Google Cloud REST calls authenticate with a bearer access token. For local development, Google documents both gcloud auth print-access-token and gcloud auth application-default print-access-token; Application Default Credentials search GOOGLE_APPLICATION_CREDENTIALS, local ADC files, and attached service accounts in that order. See:

  • https://docs.cloud.google.com/docs/authentication/rest
  • https://docs.cloud.google.com/docs/authentication/application-default-credentials

Configure

Set the Vertex regional host explicitly:

headroom proxy --vertex-api-url https://us-central1-aiplatform.googleapis.com

The same setting is available through VERTEX_TARGET_API_URL.

Gemini On Vertex

Send Vertex publisher paths through the proxy unchanged:

ACCESS_TOKEN="$(gcloud auth print-access-token)"

curl -sS \
  -H "Authorization: Bearer ${ACCESS_TOKEN}" \
  -H "Content-Type: application/json" \
  http://127.0.0.1:8787/v1/projects/PROJECT_ID/locations/us-central1/publishers/google/models/gemini-2.0-flash:generateContent \
  -d '{
    "contents": [
      {
        "role": "user",
        "parts": [{"text": "Summarize this repository in one paragraph."}]
      }
    ]
  }'

Supported passthrough actions:

  • generateContent
  • streamGenerateContent
  • countTokens

Anthropic Publisher On Vertex

Headroom also forwards Anthropic publisher calls on Vertex:

  • rawPredict
  • streamRawPredict

The Python proxy preserves caller-supplied Google bearer auth.
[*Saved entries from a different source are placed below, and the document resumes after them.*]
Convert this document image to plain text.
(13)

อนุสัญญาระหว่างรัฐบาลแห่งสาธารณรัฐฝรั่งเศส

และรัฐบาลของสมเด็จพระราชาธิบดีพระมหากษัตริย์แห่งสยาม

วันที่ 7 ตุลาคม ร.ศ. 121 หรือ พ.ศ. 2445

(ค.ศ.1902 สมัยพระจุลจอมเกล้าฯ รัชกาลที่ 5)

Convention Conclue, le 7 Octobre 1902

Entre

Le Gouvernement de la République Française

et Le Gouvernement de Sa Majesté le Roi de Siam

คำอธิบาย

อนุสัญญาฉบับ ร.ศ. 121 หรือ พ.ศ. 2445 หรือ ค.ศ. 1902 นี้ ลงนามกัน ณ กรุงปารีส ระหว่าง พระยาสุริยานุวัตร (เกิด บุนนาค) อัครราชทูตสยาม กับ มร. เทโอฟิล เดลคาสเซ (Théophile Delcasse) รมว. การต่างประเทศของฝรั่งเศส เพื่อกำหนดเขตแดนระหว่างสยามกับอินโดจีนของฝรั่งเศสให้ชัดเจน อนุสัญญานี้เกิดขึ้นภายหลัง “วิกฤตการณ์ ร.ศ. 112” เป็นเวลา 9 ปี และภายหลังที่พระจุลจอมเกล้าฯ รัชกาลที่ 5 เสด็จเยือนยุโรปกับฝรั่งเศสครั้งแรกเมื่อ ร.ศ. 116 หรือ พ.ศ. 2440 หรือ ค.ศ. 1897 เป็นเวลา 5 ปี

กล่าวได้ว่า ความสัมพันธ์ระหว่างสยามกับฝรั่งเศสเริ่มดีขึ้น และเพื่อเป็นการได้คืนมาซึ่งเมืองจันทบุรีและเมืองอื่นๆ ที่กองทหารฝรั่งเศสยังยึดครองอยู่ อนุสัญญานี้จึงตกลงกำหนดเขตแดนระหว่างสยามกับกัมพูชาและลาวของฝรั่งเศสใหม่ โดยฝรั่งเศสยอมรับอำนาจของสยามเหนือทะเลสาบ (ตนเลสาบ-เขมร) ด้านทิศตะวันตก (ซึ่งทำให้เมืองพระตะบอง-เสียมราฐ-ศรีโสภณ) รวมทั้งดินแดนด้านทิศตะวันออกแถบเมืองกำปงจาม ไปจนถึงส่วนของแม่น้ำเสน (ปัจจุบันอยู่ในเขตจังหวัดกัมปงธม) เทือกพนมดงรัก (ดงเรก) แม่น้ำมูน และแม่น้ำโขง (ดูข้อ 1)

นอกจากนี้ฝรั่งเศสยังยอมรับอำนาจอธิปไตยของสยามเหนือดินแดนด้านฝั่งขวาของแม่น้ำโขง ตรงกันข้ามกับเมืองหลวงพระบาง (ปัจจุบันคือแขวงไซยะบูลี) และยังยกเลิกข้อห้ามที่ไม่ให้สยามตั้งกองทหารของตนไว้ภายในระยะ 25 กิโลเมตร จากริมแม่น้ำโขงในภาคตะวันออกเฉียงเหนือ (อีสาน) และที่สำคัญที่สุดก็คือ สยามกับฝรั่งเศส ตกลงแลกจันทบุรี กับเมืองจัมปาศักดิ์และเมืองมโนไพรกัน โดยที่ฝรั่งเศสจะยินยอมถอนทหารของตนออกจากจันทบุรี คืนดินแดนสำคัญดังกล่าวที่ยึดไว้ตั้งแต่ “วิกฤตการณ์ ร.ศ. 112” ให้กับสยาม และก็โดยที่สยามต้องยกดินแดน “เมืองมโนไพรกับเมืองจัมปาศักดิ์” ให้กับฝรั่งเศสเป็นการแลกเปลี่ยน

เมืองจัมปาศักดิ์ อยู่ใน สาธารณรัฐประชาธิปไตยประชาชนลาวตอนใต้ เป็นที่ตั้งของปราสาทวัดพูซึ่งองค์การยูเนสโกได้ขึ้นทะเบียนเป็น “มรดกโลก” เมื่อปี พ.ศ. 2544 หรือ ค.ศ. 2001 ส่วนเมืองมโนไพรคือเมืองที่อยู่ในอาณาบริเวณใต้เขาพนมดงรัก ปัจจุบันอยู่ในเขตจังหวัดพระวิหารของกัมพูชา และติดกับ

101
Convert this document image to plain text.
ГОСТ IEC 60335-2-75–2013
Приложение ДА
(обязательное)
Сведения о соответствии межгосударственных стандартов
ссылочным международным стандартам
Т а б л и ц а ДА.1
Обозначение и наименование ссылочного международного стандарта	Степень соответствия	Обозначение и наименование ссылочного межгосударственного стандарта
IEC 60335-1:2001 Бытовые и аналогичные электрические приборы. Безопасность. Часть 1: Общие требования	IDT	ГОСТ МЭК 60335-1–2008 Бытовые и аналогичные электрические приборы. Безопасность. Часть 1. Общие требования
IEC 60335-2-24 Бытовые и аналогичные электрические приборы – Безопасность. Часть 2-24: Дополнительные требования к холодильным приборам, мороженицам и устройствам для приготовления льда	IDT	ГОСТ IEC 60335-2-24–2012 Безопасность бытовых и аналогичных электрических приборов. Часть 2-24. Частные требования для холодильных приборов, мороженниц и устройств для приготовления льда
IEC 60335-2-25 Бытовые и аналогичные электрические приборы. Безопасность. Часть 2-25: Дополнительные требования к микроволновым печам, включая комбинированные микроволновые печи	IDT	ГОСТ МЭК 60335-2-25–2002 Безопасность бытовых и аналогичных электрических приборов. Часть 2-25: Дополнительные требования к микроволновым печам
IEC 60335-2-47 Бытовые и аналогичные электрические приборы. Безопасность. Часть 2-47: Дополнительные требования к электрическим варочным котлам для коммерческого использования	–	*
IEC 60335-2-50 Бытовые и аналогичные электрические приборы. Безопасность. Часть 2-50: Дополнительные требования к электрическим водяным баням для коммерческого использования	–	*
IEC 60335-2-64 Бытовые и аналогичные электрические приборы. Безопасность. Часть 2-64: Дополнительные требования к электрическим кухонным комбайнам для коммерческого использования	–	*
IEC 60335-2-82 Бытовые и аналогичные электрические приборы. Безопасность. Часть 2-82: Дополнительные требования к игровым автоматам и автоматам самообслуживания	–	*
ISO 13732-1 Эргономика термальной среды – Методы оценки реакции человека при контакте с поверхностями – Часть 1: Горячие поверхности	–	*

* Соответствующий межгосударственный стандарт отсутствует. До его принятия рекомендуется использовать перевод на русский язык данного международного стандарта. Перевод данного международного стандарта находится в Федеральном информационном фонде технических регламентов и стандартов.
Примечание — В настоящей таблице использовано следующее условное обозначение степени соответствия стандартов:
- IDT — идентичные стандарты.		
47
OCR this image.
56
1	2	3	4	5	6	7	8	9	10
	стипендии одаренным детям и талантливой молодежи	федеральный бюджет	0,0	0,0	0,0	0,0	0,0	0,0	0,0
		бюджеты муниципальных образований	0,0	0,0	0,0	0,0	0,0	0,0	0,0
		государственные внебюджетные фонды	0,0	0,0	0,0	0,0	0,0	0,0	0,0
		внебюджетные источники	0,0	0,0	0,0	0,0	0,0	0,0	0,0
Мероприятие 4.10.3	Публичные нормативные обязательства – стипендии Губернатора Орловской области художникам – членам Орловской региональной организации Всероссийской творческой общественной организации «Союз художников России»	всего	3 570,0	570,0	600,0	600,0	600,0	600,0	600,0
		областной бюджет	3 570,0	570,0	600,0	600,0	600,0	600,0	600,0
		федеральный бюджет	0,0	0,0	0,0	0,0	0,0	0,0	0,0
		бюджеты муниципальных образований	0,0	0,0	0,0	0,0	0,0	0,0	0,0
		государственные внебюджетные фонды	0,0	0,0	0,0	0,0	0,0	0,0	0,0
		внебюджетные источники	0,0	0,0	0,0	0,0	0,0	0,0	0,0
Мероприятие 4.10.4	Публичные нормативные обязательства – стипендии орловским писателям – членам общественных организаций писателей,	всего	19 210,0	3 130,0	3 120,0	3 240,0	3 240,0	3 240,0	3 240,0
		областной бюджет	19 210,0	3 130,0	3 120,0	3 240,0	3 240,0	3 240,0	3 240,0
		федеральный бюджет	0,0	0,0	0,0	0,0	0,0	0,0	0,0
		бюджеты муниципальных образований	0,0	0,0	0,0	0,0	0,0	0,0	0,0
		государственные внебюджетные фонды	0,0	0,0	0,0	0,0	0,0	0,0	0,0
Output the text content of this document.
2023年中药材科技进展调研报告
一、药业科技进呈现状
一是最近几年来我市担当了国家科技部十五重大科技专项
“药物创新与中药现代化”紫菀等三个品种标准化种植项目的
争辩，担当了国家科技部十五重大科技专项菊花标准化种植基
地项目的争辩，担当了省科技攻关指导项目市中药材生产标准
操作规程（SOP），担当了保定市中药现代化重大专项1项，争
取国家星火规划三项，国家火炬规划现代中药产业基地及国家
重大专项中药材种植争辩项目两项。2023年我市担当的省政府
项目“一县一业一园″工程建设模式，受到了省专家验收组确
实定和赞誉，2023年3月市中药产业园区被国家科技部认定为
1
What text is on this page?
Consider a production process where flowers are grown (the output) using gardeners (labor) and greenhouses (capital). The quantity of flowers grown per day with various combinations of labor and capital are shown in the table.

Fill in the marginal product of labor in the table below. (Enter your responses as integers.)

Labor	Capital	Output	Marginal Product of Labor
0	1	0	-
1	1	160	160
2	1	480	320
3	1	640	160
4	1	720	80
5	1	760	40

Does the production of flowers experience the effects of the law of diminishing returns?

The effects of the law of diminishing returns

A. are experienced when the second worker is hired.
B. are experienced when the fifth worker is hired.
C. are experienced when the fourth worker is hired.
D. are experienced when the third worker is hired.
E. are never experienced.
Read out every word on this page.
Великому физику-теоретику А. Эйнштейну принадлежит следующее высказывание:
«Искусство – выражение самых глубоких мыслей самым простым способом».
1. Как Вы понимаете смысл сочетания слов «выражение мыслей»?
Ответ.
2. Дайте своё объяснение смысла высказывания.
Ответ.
The native Rust proxy path additionally resolves GCP ADC and injects the bearer token for the Anthropic publisher route.

Claude Code with Headroom compression (validated)

To run Claude Code against Claude-on-Vertex with Headroom compressing the context, use the dedicated, tested runbook:

➡️ Claude Code + Vertex + Headroom

Short version: run Claude Code in normal Anthropic mode (ANTHROPIC_BASE_URL → the proxy) and start the proxy with --backend litellm-vertex_ai --region <loc> --code-aware; Headroom holds the GCP ADC creds and calls Vertex.

⚠️ Do not put Claude Code into Vertex mode and point ANTHROPIC_VERTEX_BASE_URL at the proxy. Claude Code's client-side model probe rejects any non-Google Vertex URL before sending a request ("model … not available on your vertex deployment"), so the proxy is never reached. Use the Anthropic-mode runbook above instead.

⚠️ Two easy-to-miss requirements: pip install "google-cloud-aiplatform>=1.38" (LiteLLM vertex_ai provider) and the --code-aware flag (code compression is off by default). Without them you get a 500 or tokens_saved: 0.